ReplyDeleteAs far as the supposed "Unwritten Teachings" Plato's Academy go, let's remember that no great philosopher came out of the Academy - ever. But it is these practices that lead, through however a circuitous route, to the neoplatonists (and Farabi). This line of descent, after being refreshed by the 're-discovery' of Aristotle, gave the philosophy of late antiquity its great value.
Epictetus and Benedict, a fine observation. And there is indeed a tension between philosophy and religion/politics. Yes, Philosophy does strive, as you say, "to keep either religion or politics (or indeed art, or science, or the individual's eros for life) from their own worst excesses." Yes, and 'indeed' again. But you say that philosophy must tell the 'Truth' to do that.
I say it spins the best available Myth out of pre-existent cloth. "There never was an Edenic conflict-free state." Nor will there ever be. But we both agree that, generally speaking, most historical situations can be improved. I say that the important thing in the these Myths is the pre-existing materials, that is, the Nomos of the City.
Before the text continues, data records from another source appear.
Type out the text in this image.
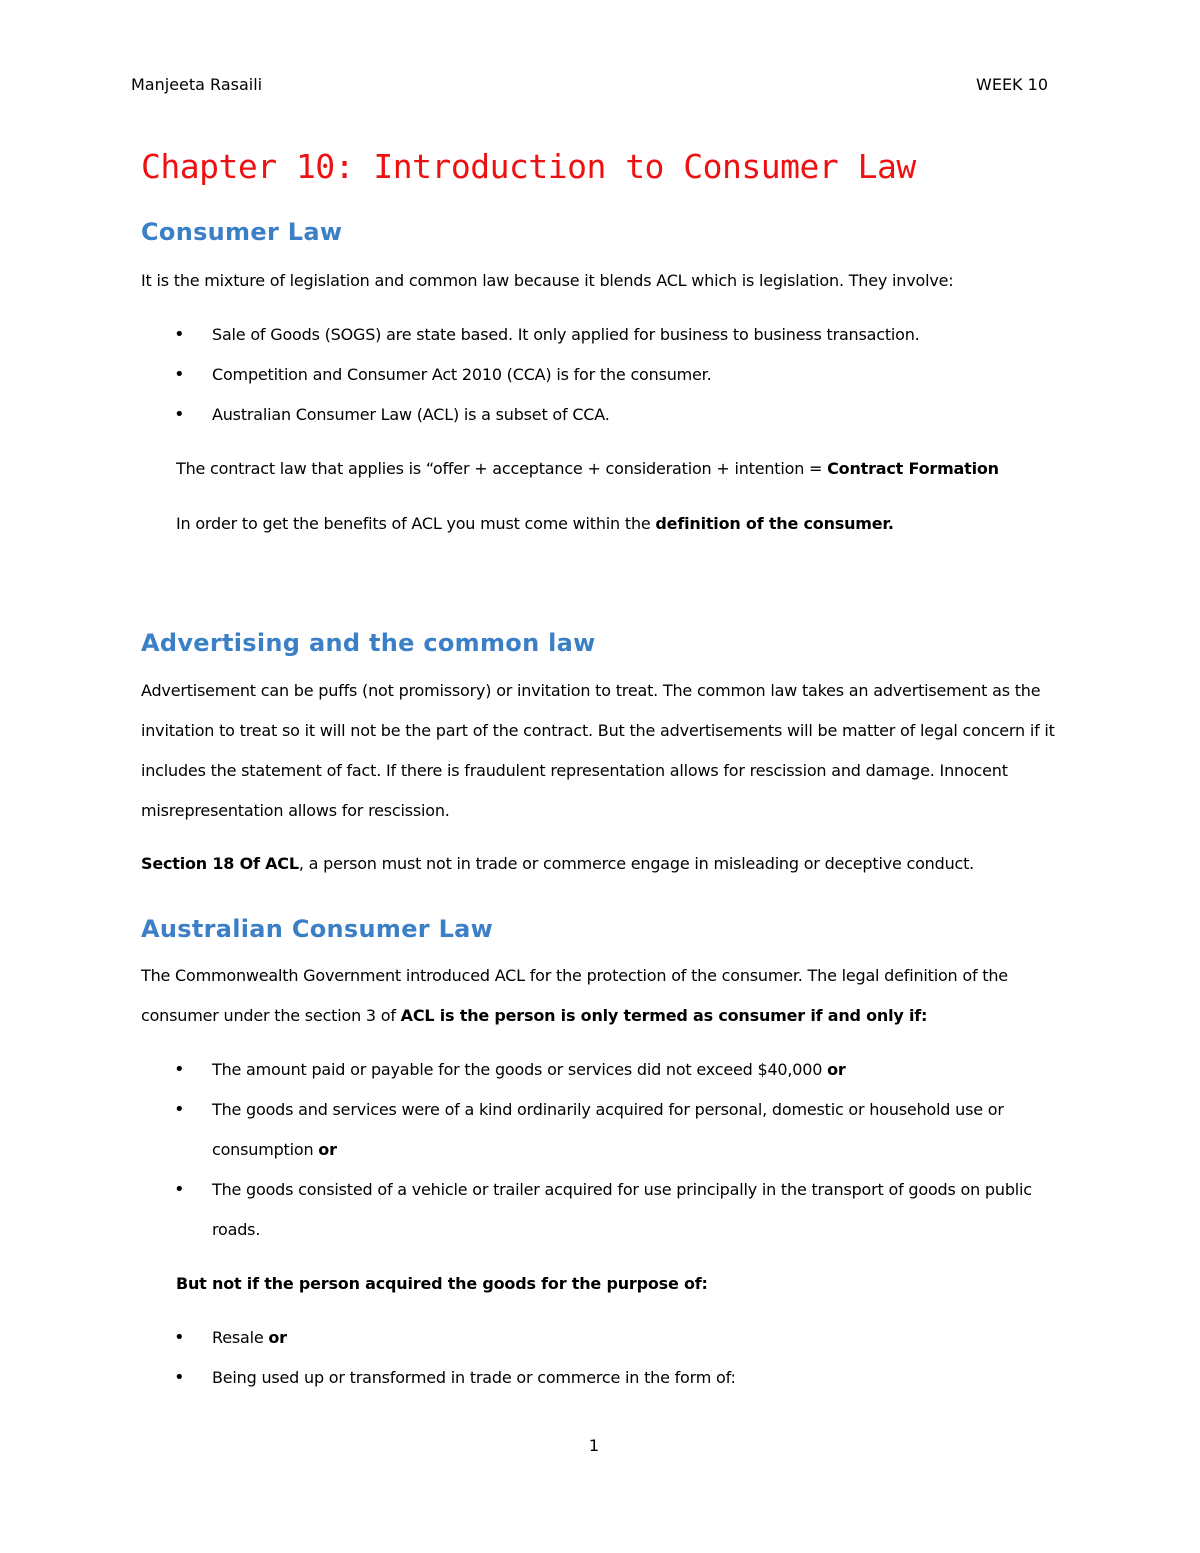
Manjeeta Rasaili	WEEK 10
Chapter 10: Introduction to Consumer Law
Consumer Law

It is the mixture of legislation and common law because it blends ACL which is legislation. They involve:

• Sale of Goods (SOGS) are state based. It only applied for business to business transaction.
• Competition and Consumer Act 2010 (CCA) is for the consumer.
• Australian Consumer Law (ACL) is a subset of CCA.

The contract law that applies is “offer + acceptance + consideration + intention = Contract Formation

In order to get the benefits of ACL you must come within the definition of the consumer.

Advertising and the common law

Advertisement can be puffs (not promissory) or invitation to treat. The common law takes an advertisement as the invitation to treat so it will not be the part of the contract. But the advertisements will be matter of legal concern if it includes the statement of fact. If there is fraudulent representation allows for rescission and damage. Innocent misrepresentation allows for rescission.

Section 18 Of ACL, a person must not in trade or commerce engage in misleading or deceptive conduct.

Australian Consumer Law

The Commonwealth Government introduced ACL for the protection of the consumer. The legal definition of the consumer under the section 3 of ACL is the person is only termed as consumer if and only if:

• The amount paid or payable for the goods or services did not exceed $40,000 or
• The goods and services were of a kind ordinarily acquired for personal, domestic or household use or consumption or
• The goods consisted of a vehicle or trailer acquired for use principally in the transport of goods on public roads.

But not if the person acquired the goods for the purpose of:

• Resale or
• Being used up or transformed in trade or commerce in the form of:
1
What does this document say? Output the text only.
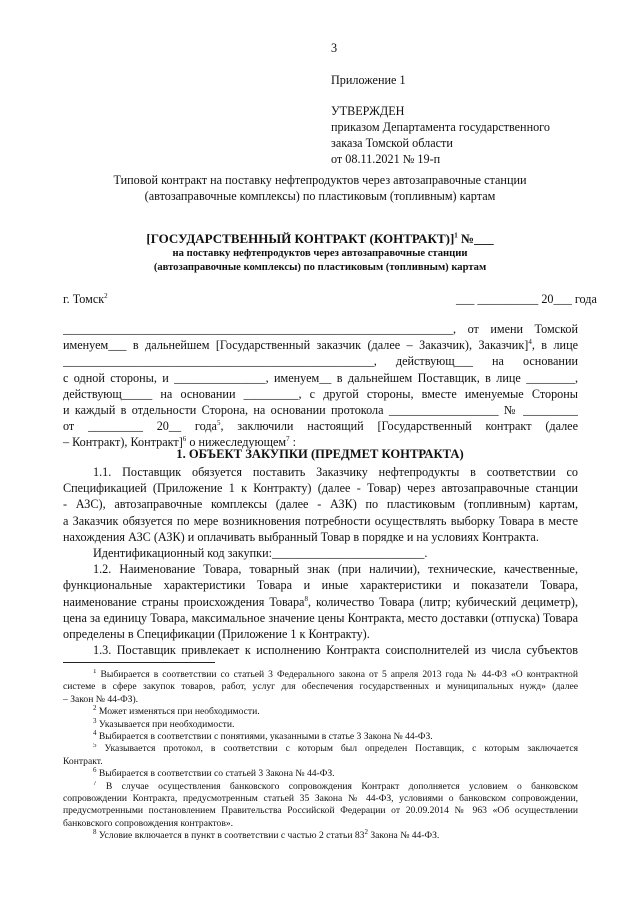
3
Приложение 1
УТВЕРЖДЕН
приказом Департамента государственного
заказа Томской области
от 08.11.2021 № 19-п
Типовой контракт на поставку нефтепродуктов через автозаправочные станции
(автозаправочные комплексы) по пластиковым (топливным) картам
[ГОСУДАРСТВЕННЫЙ КОНТРАКТ (КОНТРАКТ)]$^1$ №___
на поставку нефтепродуктов через автозаправочные станции
(автозаправочные комплексы) по пластиковым (топливным) картам
г. Томск$^2$	___ __________ 20___ года
________________________________________________________________, от имени Томской
именуем___ в дальнейшем [Государственный заказчик (далее – Заказчик), Заказчик]$^4$, в лице
___________________________________________________, действующ___ на основании
с одной стороны, и _______________, именуем__ в дальнейшем Поставщик, в лице ________,
действующ_____ на основании _________, с другой стороны, вместе именуемые Стороны
и каждый в отдельности Сторона, на основании протокола __________________ № _________
от _________ 20__ года$^5$, заключили настоящий [Государственный контракт (далее
– Контракт), Контракт]$^6$ о нижеследующем$^7$ :
1. ОБЪЕКТ ЗАКУПКИ (ПРЕДМЕТ КОНТРАКТА)
1.1. Поставщик обязуется поставить Заказчику нефтепродукты в соответствии со
Спецификацией (Приложение 1 к Контракту) (далее - Товар) через автозаправочные станции
- АЗС), автозаправочные комплексы (далее - АЗК) по пластиковым (топливным) картам,
а Заказчик обязуется по мере возникновения потребности осуществлять выборку Товара в месте
нахождения АЗС (АЗК) и оплачивать выбранный Товар в порядке и на условиях Контракта.
Идентификационный код закупки:_________________________.
1.2. Наименование Товара, товарный знак (при наличии), технические, качественные,
функциональные характеристики Товара и иные характеристики и показатели Товара,
наименование страны происхождения Товара$^8$, количество Товара (литр; кубический дециметр),
цена за единицу Товара, максимальное значение цены Контракта, место доставки (отпуска) Товара
определены в Спецификации (Приложение 1 к Контракту).
1.3. Поставщик привлекает к исполнению Контракта соисполнителей из числа субъектов
$^1$ Выбирается в соответствии со статьей 3 Федерального закона от 5 апреля 2013 года № 44-ФЗ «О контрактной
системе в сфере закупок товаров, работ, услуг для обеспечения государственных и муниципальных нужд» (далее
– Закон № 44-ФЗ).
$^2$ Может изменяться при необходимости.
$^3$ Указывается при необходимости.
$^4$ Выбирается в соответствии с понятиями, указанными в статье 3 Закона № 44-ФЗ.
$^5$ Указывается протокол, в соответствии с которым был определен Поставщик, с которым заключается
Контракт.
$^6$ Выбирается в соответствии со статьей 3 Закона № 44-ФЗ.
$^7$ В случае осуществления банковского сопровождения Контракт дополняется условием о банковском
сопровождении Контракта, предусмотренным статьей 35 Закона № 44-ФЗ, условиями о банковском сопровождении,
предусмотренными постановлением Правительства Российской Федерации от 20.09.2014 № 963 «Об осуществлении
банковского сопровождения контрактов».
$^8$ Условие включается в пункт в соответствии с частью 2 статьи $83^2$ Закона № 44-ФЗ.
So, I do not really believe that philosophy creates a new myth; rather it discovers it already in embryo in the City and then plays the appropriately 'philosophical' midwife. Thus I do not believe that Plato or Nietzsche made anything. Both discovered tendencies in their own time that they helped push along. They did not choose their times; and they did not, in any real sense, choose those embryonic tendencies.
This is why I do not talk about the problems that beset Civilization (the World-City) today. It is only fashion.
And when everyone shares the same fashion (the same myth) there will then be peace.